Amel et Moumen évoluent tous deux dans le milieu interlope de la nuit. Pourquoi ce parallèle entre les deux personnages ?
J’ai vécu dans le monde de la nuit, tout comme ma mère à sa sortie de prison. Ce monde absorbe et protège tous ces gens-là. Amel évolue dans un cabaret quand Moumen fréquente un milieu plus berlinois, baigné de musique techno et de drogues dures. Je voulais montrer également le fossé entre deux générations qui ne se comprennent pas, car elles évoluent dans des mondes différents. Amel appartient à cette génération qui a vécu sous Ben Ali. Je voulais faire ce parallèle entre deux mondes qui changent et qui n’arrivent pas à se rencontrer, parce qu’un écart s’est créé. Mais la nuit va rapprocher Amel et son fils, grâce à Djo.
Prostitution, drogue, travestissement : pourquoi avez-vous souhaité représenter ces tabous pour la société tunisienne ?

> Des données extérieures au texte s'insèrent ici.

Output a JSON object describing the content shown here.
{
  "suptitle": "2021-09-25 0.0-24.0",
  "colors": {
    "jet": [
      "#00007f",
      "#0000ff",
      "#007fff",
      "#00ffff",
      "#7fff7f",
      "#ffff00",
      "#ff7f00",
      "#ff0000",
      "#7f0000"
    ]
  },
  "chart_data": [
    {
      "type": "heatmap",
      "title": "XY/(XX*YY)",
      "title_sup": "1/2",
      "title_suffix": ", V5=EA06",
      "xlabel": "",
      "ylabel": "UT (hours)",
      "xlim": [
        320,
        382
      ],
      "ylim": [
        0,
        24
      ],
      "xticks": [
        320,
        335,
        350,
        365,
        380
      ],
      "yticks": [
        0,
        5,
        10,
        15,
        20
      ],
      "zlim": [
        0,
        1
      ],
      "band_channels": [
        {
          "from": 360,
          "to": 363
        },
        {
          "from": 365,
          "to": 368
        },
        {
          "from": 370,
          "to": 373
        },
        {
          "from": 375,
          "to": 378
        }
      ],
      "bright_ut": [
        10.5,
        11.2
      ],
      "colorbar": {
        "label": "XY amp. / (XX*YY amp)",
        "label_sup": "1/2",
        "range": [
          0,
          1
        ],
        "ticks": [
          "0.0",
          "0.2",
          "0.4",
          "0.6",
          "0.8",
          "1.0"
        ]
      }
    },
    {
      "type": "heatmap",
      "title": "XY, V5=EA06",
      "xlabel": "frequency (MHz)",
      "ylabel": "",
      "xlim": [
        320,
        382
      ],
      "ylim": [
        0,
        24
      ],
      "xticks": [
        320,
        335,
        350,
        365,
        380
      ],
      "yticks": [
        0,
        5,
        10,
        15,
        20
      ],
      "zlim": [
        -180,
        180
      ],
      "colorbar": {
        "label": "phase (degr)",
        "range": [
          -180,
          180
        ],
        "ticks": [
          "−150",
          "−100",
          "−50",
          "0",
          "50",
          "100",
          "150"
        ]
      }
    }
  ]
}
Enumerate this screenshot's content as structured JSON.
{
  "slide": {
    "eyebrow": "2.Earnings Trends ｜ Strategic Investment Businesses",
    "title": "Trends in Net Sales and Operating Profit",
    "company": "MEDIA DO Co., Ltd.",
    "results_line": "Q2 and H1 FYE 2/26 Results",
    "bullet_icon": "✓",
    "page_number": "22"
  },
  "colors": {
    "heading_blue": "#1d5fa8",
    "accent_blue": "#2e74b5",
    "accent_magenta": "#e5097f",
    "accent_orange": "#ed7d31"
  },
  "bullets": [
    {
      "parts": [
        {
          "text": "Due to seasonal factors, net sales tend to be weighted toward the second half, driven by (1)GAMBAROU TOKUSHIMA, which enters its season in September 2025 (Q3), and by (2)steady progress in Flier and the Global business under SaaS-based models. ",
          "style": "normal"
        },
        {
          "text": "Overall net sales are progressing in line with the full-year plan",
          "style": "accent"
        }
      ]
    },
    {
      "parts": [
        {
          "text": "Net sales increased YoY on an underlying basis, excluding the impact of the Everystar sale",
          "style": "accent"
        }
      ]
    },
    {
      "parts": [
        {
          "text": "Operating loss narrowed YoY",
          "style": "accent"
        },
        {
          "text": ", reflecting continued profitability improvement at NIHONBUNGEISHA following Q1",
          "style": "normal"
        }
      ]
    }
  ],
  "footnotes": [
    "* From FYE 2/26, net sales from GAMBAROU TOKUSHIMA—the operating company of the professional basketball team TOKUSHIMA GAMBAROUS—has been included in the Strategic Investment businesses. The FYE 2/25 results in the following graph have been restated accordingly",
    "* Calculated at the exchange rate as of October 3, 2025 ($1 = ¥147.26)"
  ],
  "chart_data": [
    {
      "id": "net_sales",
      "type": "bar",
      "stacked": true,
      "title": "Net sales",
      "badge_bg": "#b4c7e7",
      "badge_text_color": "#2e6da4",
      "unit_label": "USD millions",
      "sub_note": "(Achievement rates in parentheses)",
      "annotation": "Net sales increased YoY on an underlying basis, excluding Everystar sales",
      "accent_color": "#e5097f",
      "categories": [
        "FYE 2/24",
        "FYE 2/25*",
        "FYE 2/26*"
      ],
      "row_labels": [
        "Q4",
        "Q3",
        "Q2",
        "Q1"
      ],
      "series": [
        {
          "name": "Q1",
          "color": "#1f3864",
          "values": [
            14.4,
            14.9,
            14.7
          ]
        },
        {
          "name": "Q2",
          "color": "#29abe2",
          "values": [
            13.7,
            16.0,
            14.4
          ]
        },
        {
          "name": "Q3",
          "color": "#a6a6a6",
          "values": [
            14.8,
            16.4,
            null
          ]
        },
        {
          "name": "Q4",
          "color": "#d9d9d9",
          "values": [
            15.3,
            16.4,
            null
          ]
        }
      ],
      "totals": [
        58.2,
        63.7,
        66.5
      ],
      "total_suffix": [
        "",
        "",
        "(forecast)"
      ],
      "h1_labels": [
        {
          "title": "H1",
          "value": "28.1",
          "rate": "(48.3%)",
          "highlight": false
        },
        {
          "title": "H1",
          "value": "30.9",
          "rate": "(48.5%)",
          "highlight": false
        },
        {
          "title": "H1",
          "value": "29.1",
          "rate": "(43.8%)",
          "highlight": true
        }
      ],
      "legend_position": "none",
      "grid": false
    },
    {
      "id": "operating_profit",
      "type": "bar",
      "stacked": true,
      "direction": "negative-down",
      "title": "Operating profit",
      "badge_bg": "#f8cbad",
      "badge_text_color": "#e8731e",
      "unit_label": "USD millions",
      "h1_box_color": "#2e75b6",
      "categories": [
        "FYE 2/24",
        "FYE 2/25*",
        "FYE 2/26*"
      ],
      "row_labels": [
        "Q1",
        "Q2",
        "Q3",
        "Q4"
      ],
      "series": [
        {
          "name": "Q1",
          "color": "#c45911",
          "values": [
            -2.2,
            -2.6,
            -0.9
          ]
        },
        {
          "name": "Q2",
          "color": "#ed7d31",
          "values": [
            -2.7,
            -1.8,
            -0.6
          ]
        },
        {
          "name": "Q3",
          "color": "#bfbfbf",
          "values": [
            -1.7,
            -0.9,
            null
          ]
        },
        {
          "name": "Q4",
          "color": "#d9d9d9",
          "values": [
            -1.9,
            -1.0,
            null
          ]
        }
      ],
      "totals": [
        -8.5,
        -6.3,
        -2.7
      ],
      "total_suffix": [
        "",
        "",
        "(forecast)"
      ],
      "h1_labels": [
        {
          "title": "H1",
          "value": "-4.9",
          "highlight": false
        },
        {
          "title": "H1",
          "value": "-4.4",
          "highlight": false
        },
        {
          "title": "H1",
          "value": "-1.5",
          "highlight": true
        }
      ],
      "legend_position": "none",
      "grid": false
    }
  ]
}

Parce que cette société évolue. Je veux montrer ces marginaux à qui elle ne donne pas le droit d’être dans la lumière. La corruption est tellement ancrée dans les institutions que les gens qui ont de l’argent s’en tirent facilement. Une ouvrière qui se fait agresser paie le prix fort, tandis que l’homme écope d’une simple amende. Le tabou est là pour moi, dans la manière dont on fabrique l’injustice et dont on détruit des familles. Il y a trois ans, un jeune travesti s’est fait violer par deux flics à Tunis, ce qui a conduit à son suicide. Il s’est jeté d’une falaise. Je voulais lui rendre hommage à la fin de mon film, à travers le personnage de Brahim. La jeunesse qui appartient à la communauté LGBTQ part, car elle ne peut pas vivre dans une telle société. C’est ce que je voulais dénoncer. Les scènes où l’on voit les jeunes à moto ou qui se baignent dans la mer se protègent contre cette société, ce régime et cette police vicieuse. Mon film a été censuré dans le monde arabe sauf en Tunisie. Il a été censuré au
festival du Caire, au Maroc, en Algérie. On doit couper les scènes de prostitution ou avec les travestis alors que c’est une réalité. Mon rôle et mon devoir est de filmer ces marginaux, car j’en faisais partie. J’ai filmé ma douleur et ces personnes magnifiques que j’ai connues. Ma vie ressemblait à cela mais je suis revenu de cette folie pour témoigner et montrer cette violence, cette amitié. Montrer qu’il y a de l’amour, de la tendresse dans ce monde-là.